NEW YORK. Era noto come Larry King, ma si chiamava Lawrence Zeiger, suo padre aveva una trattoria a Brooklyn, morì presto e la mamma tirò su i figli «grazie ai sussidi del governo, ecco perché sono progressista». Il cognome King lo scelse «quando ebbi il primo lavoro, era il 1957, avevo 24 anni, mi diedero un posto alla radio WAHR di Miami Beach, Florida, non potevo debuttare come Zeiger, i cognomi ebrei non andavano. Diedi un’occhiata all’insegna di un negozio di liquori, “King’s”, e nacque Larry King».

Sette matrimoni, interviste con sette presidenti americani, star di Hollywood, show televisivi con milioni di spettatori nel mondo, le bretelle in vista copiate da schiere di wannabes ovunque, se ne va a 87 anni Larry King, il giornalista americano che non era solo il re delle interviste, era in sé un personaggio da pellicola sui giornalisti di un tempo, whiskey, sigarette, automobili, lusso, night club. Lo ha ucciso il Covid, piaga del nostro tempo che avrebbe voluto raccontare come ogni titolone dal ’57.

La tecnica che lo rese famoso sarebbe bocciata dalle scuole di giornalismo, «Non mi preparo mai sul personaggio che ho davanti, faccio le domande che farebbero gli spettatori da casa: funziona» raccontava King, voce roca per il fumo che gli era costato un cancro al polmone, seguito da un infarto, un ictus e infiniti malanni, sempre curati tornando al microfono. Così chiede a Ross Perot, imprenditore che sognava di candidarsi alla Casa Bianca, 24 anni prima di Trump, «Che ha in mente?» e Perot, mandando in tilt la politica Usa: «Penso di correre da indipendente per la presidenza…». Interroga il leader russo Vladimir Putin, dopo la sciagura che aveva distrutto nel 2000, tra voci di complotti, un sommergibile atomico, uccidendo 118 marina: «Che è successo» e il capo del Cremlino replica algido «È affondato». Non prepararsi era il trucco di King per lasciare esporre l’interlocutore, tirandone fuori tic e personalità. Al celebre showman Jerry Seinfeld dirà «Come mai la Nbc ha cancellato il tuo show Seinfeld?» e il momento resta celeberrimo, il popolare attore sbarra gli occhi, «L’ho deciso io! Non lo sai? Ma quale chiuso loro…».

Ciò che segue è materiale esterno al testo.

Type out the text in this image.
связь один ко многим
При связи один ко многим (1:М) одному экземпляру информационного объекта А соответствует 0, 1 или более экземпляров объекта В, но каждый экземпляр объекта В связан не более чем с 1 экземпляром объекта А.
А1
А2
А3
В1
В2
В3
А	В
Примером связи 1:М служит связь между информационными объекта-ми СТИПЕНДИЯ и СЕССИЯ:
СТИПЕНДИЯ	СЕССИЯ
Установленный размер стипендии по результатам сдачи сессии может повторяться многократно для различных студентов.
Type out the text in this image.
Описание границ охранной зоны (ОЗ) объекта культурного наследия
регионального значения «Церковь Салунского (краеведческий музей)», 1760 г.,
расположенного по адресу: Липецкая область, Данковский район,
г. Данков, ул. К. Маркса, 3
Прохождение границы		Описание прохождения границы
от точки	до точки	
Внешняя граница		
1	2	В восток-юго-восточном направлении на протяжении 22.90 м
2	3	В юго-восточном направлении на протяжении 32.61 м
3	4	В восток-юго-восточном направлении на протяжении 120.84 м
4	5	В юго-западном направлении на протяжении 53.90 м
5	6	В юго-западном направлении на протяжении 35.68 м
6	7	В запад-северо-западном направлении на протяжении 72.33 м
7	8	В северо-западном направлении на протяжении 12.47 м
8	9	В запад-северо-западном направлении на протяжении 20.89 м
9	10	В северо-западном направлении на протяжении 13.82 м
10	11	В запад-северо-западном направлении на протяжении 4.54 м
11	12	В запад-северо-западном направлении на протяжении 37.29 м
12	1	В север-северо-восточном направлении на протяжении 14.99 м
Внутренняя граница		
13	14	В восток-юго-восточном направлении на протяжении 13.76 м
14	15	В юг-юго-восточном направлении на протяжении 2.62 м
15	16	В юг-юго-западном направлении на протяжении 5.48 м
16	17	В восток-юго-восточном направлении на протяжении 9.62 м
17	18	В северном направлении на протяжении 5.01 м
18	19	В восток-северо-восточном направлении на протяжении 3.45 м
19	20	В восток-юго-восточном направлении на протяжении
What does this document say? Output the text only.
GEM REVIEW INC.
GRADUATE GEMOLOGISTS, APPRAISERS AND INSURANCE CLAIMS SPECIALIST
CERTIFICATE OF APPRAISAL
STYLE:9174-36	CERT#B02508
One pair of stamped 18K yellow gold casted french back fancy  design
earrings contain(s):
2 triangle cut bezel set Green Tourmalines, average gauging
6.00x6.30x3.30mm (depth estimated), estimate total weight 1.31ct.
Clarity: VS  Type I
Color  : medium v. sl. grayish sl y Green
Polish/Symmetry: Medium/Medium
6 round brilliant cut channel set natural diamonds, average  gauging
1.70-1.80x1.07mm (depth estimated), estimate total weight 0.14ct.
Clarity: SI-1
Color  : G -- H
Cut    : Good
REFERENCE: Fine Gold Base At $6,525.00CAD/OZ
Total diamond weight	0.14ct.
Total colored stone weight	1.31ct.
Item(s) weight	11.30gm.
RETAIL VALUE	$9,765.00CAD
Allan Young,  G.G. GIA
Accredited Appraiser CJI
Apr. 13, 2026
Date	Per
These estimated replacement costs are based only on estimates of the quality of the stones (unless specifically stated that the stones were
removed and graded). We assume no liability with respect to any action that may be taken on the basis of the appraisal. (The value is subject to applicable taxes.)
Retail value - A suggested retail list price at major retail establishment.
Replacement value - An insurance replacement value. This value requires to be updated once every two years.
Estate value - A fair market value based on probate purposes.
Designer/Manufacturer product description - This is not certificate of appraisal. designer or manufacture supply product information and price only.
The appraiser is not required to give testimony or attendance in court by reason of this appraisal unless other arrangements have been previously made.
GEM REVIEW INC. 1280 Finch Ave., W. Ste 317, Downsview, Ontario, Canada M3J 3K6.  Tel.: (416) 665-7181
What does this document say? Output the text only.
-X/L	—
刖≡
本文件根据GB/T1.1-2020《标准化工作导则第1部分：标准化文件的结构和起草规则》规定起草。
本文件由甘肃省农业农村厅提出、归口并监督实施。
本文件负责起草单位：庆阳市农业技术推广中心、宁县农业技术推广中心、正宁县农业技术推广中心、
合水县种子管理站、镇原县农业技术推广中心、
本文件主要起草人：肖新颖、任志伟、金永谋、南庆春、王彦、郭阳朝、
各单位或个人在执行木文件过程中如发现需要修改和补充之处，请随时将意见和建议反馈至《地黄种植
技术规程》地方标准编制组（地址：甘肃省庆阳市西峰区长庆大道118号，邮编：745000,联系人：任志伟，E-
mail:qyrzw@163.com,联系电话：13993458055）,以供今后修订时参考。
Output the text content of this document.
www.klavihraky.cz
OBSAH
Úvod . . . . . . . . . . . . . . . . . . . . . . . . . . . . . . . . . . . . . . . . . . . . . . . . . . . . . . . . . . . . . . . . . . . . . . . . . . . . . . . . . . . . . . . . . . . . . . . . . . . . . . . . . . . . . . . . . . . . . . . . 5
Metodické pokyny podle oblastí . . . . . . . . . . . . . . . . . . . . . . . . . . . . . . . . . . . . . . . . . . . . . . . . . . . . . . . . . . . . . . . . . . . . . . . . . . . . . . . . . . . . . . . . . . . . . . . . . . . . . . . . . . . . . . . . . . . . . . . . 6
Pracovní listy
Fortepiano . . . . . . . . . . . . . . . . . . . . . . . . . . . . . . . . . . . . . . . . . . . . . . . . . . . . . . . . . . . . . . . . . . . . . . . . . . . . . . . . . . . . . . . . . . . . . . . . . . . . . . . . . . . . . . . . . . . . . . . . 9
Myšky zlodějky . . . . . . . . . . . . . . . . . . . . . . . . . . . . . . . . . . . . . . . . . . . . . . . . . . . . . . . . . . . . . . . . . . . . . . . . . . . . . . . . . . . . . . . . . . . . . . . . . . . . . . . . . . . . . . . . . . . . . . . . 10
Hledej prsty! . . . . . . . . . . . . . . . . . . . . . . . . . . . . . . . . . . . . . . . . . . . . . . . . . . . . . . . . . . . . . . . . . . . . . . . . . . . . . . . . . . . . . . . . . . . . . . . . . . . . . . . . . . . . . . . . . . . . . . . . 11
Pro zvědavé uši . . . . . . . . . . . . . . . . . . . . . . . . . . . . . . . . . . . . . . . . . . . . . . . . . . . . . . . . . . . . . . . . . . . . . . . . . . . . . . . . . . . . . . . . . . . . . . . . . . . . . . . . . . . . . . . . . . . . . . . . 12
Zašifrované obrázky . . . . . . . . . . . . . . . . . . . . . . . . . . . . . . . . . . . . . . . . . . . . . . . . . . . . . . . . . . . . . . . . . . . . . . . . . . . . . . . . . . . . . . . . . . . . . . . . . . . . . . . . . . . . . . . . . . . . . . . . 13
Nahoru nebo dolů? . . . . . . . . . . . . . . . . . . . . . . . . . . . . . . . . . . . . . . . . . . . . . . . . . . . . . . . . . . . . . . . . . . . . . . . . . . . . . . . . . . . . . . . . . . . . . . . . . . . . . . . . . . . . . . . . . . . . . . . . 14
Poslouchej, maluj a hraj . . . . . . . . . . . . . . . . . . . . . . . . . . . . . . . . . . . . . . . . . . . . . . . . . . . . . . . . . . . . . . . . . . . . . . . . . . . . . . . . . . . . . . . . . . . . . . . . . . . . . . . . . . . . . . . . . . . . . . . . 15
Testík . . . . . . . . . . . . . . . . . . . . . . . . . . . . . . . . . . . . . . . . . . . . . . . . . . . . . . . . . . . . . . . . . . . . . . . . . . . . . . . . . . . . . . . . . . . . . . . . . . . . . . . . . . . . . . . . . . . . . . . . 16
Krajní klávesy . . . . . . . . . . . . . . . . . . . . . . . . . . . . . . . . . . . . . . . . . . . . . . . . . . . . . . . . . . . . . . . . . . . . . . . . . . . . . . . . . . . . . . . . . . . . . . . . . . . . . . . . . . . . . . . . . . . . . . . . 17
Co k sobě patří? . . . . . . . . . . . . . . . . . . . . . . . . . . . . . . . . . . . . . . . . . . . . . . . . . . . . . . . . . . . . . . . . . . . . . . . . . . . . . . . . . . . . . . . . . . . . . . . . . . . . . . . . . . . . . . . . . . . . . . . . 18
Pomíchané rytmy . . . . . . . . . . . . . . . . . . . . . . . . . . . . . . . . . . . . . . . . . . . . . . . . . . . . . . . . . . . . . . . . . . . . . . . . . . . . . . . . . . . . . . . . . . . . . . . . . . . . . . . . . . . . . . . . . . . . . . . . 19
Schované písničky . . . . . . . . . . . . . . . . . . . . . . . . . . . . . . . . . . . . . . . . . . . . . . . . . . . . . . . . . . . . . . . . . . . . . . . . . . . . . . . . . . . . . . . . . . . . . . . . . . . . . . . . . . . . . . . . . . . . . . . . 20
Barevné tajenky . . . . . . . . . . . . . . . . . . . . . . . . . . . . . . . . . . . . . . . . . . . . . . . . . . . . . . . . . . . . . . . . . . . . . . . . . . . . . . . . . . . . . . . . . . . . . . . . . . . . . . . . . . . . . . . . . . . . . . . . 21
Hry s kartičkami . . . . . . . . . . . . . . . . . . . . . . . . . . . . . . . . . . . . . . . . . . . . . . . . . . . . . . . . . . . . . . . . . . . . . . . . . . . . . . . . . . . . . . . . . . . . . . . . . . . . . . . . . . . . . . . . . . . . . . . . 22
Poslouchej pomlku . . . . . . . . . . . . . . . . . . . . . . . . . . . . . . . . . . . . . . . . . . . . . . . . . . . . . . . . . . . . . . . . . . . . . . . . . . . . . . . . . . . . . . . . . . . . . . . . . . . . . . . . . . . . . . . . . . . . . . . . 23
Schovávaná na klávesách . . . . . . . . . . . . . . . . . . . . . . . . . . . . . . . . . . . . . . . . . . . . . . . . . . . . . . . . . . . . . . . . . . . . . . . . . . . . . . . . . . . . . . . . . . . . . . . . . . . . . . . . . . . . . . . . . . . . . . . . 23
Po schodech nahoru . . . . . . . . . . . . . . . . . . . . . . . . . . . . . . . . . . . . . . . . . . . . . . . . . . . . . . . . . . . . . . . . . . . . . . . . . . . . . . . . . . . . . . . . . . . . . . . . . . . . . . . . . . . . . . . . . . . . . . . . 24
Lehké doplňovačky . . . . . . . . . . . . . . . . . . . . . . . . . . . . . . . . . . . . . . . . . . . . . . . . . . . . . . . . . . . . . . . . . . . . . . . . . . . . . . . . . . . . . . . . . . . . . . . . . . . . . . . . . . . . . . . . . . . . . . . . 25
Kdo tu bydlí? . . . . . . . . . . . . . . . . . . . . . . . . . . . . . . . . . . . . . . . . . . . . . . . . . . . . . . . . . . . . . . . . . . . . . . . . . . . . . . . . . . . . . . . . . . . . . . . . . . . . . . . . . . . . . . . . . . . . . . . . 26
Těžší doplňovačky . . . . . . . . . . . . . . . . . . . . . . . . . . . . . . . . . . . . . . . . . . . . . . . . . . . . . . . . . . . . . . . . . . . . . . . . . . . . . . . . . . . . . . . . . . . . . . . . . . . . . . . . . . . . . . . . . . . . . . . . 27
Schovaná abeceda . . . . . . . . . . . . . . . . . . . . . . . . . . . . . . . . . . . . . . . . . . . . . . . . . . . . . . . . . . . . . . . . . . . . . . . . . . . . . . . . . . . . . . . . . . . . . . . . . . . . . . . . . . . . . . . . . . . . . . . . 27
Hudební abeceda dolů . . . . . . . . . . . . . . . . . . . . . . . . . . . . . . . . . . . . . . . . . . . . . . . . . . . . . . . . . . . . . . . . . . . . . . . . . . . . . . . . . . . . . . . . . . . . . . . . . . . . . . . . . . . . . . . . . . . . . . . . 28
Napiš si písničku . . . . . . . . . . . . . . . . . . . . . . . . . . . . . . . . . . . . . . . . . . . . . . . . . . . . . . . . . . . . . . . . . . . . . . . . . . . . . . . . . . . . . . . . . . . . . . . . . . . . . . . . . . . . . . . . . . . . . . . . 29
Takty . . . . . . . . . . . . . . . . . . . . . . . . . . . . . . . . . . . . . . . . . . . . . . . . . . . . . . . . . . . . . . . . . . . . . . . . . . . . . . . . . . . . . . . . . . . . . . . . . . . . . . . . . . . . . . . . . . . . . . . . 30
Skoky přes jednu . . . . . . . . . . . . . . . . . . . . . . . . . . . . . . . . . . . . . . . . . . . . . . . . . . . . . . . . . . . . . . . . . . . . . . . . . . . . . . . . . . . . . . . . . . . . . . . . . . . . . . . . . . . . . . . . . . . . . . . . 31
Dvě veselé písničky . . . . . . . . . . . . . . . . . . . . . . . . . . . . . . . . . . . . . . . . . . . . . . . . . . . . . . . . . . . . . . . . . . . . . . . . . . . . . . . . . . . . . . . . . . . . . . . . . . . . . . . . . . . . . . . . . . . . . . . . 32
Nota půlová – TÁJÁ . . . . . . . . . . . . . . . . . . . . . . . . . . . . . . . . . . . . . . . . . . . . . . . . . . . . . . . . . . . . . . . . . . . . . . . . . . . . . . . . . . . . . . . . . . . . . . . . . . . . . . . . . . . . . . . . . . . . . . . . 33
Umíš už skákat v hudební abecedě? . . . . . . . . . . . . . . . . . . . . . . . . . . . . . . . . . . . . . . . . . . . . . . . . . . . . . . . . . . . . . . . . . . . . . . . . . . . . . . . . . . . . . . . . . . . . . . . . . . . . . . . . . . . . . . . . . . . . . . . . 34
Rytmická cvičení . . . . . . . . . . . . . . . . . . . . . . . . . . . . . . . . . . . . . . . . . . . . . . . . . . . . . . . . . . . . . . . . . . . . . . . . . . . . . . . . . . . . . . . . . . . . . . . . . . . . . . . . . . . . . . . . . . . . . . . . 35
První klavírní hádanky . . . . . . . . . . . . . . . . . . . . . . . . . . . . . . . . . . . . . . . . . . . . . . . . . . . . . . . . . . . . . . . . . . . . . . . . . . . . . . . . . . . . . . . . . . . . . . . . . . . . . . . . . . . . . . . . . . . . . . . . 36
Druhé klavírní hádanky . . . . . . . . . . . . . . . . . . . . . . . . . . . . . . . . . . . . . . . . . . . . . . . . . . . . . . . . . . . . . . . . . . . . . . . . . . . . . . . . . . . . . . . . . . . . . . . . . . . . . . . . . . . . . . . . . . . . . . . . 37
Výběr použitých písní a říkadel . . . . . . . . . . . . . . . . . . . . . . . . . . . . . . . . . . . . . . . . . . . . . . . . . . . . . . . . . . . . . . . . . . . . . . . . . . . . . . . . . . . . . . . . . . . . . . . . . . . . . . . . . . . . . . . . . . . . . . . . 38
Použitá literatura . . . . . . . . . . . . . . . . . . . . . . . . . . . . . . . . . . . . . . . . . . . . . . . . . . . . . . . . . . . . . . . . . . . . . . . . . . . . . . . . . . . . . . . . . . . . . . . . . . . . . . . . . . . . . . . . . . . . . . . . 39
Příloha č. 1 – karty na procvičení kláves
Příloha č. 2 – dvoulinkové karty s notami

Il semiologo Umberto Eco parlava di «effetto Mike Bongiorno», la capacità del pioniere della tv italiana di far sentire alla pari il pubblico e King usava il modello alla perfezione. Quando Ted Turner lancia il canale via cavo CNN, le interviste di King diventano spazio di relax, nell’incalzare delle notizie 24 ore su 24. Ride col presidente Bush padre, scambia il Dalai Lama per un musulmano «Lei prega? E chi prega?», chiacchiera come dal barbiere con il dittatore Gheddafi e Lady Gaga, Marlon Brando lo bacia in fronte, sotto il ciuffo Pompadour, cotonato indietro alla moda dei cubani Anni 50 a Miami, quando la sera giocava a poker.

E le carte sono costate care a King, un processo, una condanna, debiti, accuse di assegni a vuoto, raggiri. Con le donne ebbe successo, anche troppo, sette matrimoni con sei spose, una portata al «Sì» due volte, «corteggiarle è la cosa più bella», con strascico di avvocati, spese per gli alimenti, polemiche sui giornali del gossip e figli. Poco gli importava, poteva intervistare dei pupazzi animati, Miss Piggy o la rana Kermit, e ammetteva candido «Se torno in albergo e mi dicono “Ci sono due messaggi di emergenza Mister King, uno da Cnn e uno da sua moglie”, richiamo prima la redazione, poi mia moglie».

«Ero povero da bambino a Brooklyn e quell’ombra mi ha sempre inseguito» confessava. Restare in prima serata era il suo vero cruccio, finì perfino a RT, la rete di propaganda di Putin, fedele al motto dello scrittore Gore Vidal «Sempre andare in tv». Sempre, a ripetere, in bretelle, domande qualunque, a O. J. Simpson, appena assolto dall’accusa di avere ucciso la moglie «Hey, come ti va?», al padre della bomba all’idrogeno, Edward Teller, «Perché gli studenti odiano la fisica?».

Quando la fama non gli bastava, si inventava nuovi aneddoti, si finse amico d’infanzia, a Brooklyn, dell’asso del baseball Sandy Koufax, e quando Koufax negò «Larry? Mai visto da bambini», King non batté ciglio: «Mi piace raccontar storie è vero, ma a una domanda non ho mai risposto: chi sono io?» Larry King o Lawrence Zieger?